Reference throughout this specification to features, advantages, or similar language does not imply that all of the features and advantages that may be realized with the present solution should be or are included in any single implementation thereof. Rather, language referring to the features and advantages is understood to mean that a specific feature, advantage, or characteristic described in connection with an embodiment is included in at least one embodiment of the present solution. Thus, discussions of the features and advantages, and similar language, throughout the specification may, but do not necessarily, refer to the same embodiment.
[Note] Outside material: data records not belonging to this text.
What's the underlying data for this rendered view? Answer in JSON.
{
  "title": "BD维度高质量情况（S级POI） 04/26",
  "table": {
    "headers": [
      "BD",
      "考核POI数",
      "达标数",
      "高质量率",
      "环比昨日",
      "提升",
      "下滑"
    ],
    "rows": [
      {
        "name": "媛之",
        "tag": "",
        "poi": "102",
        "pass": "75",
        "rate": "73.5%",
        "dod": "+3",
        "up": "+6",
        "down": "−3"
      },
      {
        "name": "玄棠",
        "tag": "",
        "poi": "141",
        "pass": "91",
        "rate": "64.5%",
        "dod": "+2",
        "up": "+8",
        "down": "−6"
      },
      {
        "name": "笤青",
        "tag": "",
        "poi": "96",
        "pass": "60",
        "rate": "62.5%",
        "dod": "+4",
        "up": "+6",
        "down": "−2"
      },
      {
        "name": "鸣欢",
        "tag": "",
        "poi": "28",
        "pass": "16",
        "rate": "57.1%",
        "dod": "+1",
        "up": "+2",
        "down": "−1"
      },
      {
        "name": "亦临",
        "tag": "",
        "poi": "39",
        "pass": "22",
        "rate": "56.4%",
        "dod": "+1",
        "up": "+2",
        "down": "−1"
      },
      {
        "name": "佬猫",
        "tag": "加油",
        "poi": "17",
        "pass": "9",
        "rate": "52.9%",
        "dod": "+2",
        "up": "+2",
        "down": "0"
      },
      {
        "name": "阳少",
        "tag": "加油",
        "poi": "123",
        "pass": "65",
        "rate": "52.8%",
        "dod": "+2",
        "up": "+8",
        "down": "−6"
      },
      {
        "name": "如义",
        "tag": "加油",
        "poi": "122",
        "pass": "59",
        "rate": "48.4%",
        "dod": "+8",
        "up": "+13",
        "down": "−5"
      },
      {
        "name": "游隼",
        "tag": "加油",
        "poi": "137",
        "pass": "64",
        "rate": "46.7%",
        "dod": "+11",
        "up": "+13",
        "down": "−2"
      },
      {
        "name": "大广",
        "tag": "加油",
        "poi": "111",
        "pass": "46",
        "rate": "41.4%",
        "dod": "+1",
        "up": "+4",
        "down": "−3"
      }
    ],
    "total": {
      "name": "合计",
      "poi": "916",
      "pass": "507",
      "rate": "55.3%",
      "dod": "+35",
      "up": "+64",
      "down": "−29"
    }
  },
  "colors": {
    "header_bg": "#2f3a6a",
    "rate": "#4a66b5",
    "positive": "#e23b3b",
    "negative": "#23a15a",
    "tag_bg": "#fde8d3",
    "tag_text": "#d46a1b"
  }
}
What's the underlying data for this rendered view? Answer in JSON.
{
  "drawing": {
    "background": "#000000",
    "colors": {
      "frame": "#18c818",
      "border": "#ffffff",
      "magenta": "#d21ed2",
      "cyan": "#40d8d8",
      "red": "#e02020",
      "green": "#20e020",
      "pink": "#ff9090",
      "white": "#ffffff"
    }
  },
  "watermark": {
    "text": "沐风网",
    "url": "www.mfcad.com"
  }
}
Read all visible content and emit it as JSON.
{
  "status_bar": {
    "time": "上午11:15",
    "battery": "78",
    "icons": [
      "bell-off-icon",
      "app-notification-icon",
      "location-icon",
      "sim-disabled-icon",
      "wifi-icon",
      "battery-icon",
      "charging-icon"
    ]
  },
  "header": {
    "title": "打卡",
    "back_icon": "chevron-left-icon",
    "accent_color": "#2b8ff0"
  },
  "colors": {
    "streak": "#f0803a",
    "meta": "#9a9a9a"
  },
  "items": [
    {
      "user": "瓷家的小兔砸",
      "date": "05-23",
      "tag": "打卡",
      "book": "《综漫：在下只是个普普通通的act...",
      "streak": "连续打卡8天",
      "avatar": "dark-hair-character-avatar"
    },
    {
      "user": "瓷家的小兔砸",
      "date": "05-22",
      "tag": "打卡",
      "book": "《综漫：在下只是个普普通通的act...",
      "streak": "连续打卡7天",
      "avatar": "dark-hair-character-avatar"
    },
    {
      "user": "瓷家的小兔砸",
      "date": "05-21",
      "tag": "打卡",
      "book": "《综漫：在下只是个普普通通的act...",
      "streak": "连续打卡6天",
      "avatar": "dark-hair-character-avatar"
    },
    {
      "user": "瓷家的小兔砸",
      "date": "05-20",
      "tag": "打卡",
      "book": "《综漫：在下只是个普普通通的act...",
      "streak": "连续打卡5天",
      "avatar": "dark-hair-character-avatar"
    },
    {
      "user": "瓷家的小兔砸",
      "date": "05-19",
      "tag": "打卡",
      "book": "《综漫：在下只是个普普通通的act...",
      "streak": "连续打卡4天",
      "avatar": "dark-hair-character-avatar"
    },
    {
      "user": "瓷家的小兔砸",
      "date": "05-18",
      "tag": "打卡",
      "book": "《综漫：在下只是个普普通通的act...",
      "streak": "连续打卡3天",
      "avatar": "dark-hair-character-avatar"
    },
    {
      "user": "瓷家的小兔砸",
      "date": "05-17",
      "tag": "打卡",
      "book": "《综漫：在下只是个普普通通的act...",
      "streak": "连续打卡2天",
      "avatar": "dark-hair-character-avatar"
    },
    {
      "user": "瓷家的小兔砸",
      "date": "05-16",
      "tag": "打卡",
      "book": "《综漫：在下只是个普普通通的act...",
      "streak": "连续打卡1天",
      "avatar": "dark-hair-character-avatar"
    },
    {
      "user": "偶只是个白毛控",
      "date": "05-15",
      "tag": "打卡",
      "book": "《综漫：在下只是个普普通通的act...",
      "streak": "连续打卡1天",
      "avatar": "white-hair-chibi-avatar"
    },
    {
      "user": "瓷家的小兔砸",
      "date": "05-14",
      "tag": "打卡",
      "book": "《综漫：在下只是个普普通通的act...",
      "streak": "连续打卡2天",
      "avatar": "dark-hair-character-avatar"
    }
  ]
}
Furthermore, the described features, advantages and characteristics of the present solution may be combined in any suitable manner in one or more embodiments. One of ordinary skill in the relevant art will recognize, in light of the description herein, that the present solution can be practiced without one or more of the specific features or advantages of a particular embodiment. In other instances, additional features and advantages may be recognized in certain embodiments that may not be present in all embodiments of the present solution.